Official Rating: 3/5

Synopsis:

“Hate is a powerful word, especially when you’re using it against your own reflection.
In fourteen-year-old Lacey Steele’s world, being “skinny” equals no more caustic remarks comparing her to Shamu the Whale, meriting the attention of her ten-year crush aka the beautiful quarterback next door, and finally deserving her distant mother’s love- pretty much goddess status. But diets, nor health food, nor exercise bring Lacey desired results and her future looks everlastingly chubby.
Unexpectedly, Lacey and her friend Ashley stumble on an easier method. Extreme calorie cutting may seem a little drastic, but of course it’s better than … an eating disorder. Unfortunately, the easy route has a price neither girl planned to pay, but it comes due anyway, for one of them.
A story of hope and eventual acceptance, Skinniness is Next to Goddessness?Lacey’s Story, takes a brighter approach to an age old tale.
Book One in the Skinniness is Next to Goddessness?

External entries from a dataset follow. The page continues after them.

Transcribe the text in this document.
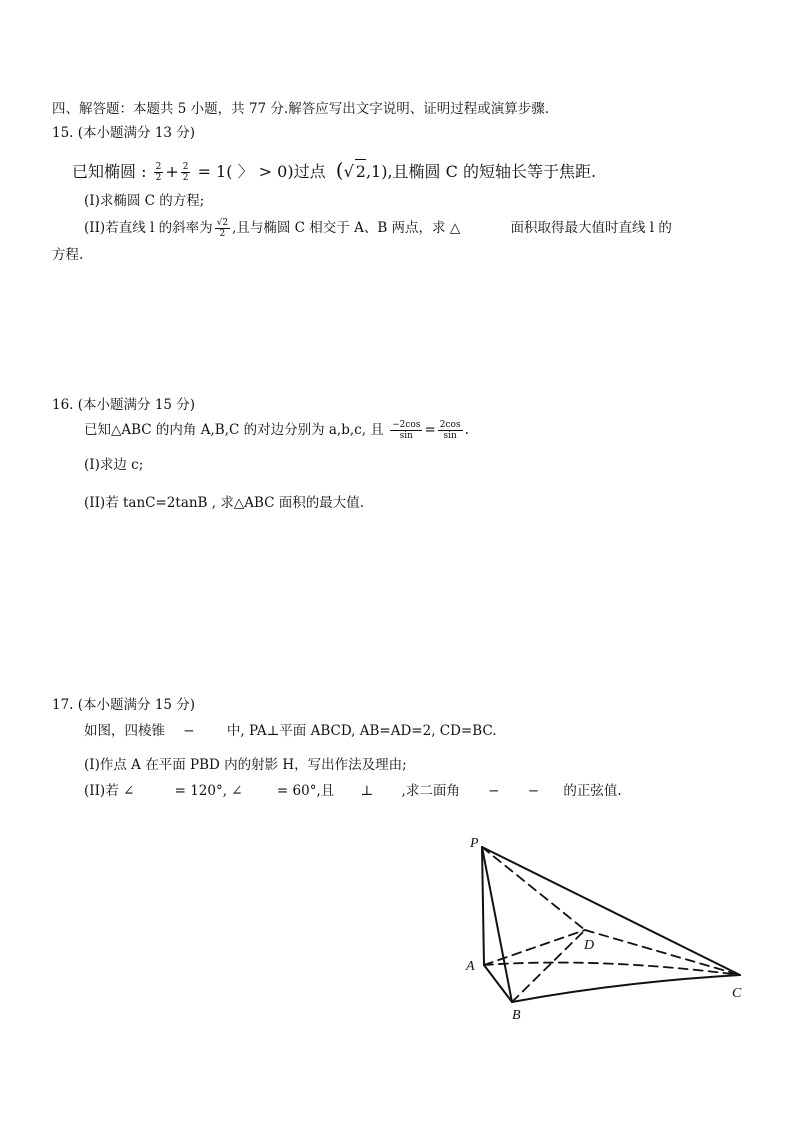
四、解答题：本题共 5 小题，共 77 分.解答应写出文字说明、证明过程或演算步骤.
15. (本小题满分 13 分)
已知椭圆 : $\frac{2}{2} + \frac{2}{2} = 1$( 〉 > 0)过点 (√ 2,1),且椭圆 C 的短轴长等于焦距.
(I)求椭圆 C 的方程;
(II)若直线 l 的斜率为 $\frac{√2}{2}$ ,且与椭圆 C 相交于 A、B 两点，求 △	面积取得最大值时直线 l 的
方程.
16. (本小题满分 15 分)
已知△ABC 的内角 A,B,C 的对边分别为 a,b,c, 且 $\frac{-2\cos}{\sin} = \frac{2\cos}{\sin}$ .
(I)求边 c;
(II)若 tanC=2tanB , 求△ABC 面积的最大值.
17. (本小题满分 15 分)
如图，四棱锥 − 中, PA⊥平面 ABCD, AB=AD=2, CD=BC.
(I)作点 A 在平面 PBD 内的射影 H，写出作法及理由;
(II)若 ∠	= 120°, ∠	= 60°,且 ⊥ ,求二面角 − − 的正弦值.
P
A
B
C
D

Series.”

My Review:

In the Author’s Note, Keanini’s first sentence is, “An eating disorder, in any form, is never something to take lightly.” Then she explains that she’s “heard the criticism that if I write about such a heavy issue in a light, or as I like to think of it, bright manner, it slights the importance of the issue.” She goes on to say that she hopes Skinniness is Close to Goddessness? accomplishes the exact opposite. And it would have, if the eating disorder aspect of the story was focused on more.

Meeting Lacey Steele was an event that started off sad. You receive a glimpse into the life of rejection, insecurity, and disgust that she has lived since her days of being overweight. From being constantly teased by her peers to her mother always being ashamed of her, Lacey isn’t sure what to do with herself. As the story progresses, Lacey and her best friend, Ashley, as the synopsis says, “stumble on an easier method.”

Lacey Steele was somewhat of an admirable character. She has dealt with humiliation all of her life, yet she still hasn’t given up on herself yet. Although she is ashamed of her waistline and the number that shows up when she steps on a scale, she still hasn’t let herself go. Her first words to her sister and father after not seeing them for four years were, “So we’ll pretend the last four years never happened? Sounds like a plan to me. The kitchen rug seems plenty big enough to hide that amount of baggage.” Lacey was a real fourteen year old girl with insecurities, worries, concern for others, normal anger issues, and she was very loveable. She accepted things that came her way and found a way to deal with them, not always in a negative way like her eating disorder. I appreciate her as a character and her relationship with the other characters were adorably innocent.

My main issue with the book is that I don’t feel Keanini focused on the actual eating disorder that Lacey had. Even when something major impacts Lacey’s life, it still is eventually somewhat brushed off. There was romance, friendship, laughter, secrets uncovered, and so many other things in the plot, that Lacey’s struggle with an eating disorder was drowned out. There never seemed to be a solid exclamation from Lacey that she did struggle with eating and that she needed help. There was no wonderful conclusion that made my heart fill with pride at Lacey’s journey. Was I expecting Lacey to suddenly “cure” herself and be one with food and her body? No, that would not have been realistic. What I felt would have been realistic is Lacey realizing that she was battling an eating disorder; then the rest of the book would have been spent her reaching out for help and showing her struggle through it. I am disappointed that the story omitted such a take on eating disorders because I feel that telling young adults that eating disorders fade away because you focus on other things and attend a weekly support group isn’t right. That was the message that I received from Skinniness is Close to Goddessness? and that is the reason why it received 3/5 stars.

The romance part of the story was cute and I loved Lacey’s (pure) intimate relationship with the love interest. They talked to each other in an honest and loving way that was appropriate for fourteen year olds.

Would I recommend reading this book? Not if this may trigger you. It does talk about eating disorders and if it could cause you to relapse or plant harmful thoughts in your mind. Otherwise, it’s a rather light read about a serious subject. While I do feel it’s a bit too light, it wasn’t an awful read.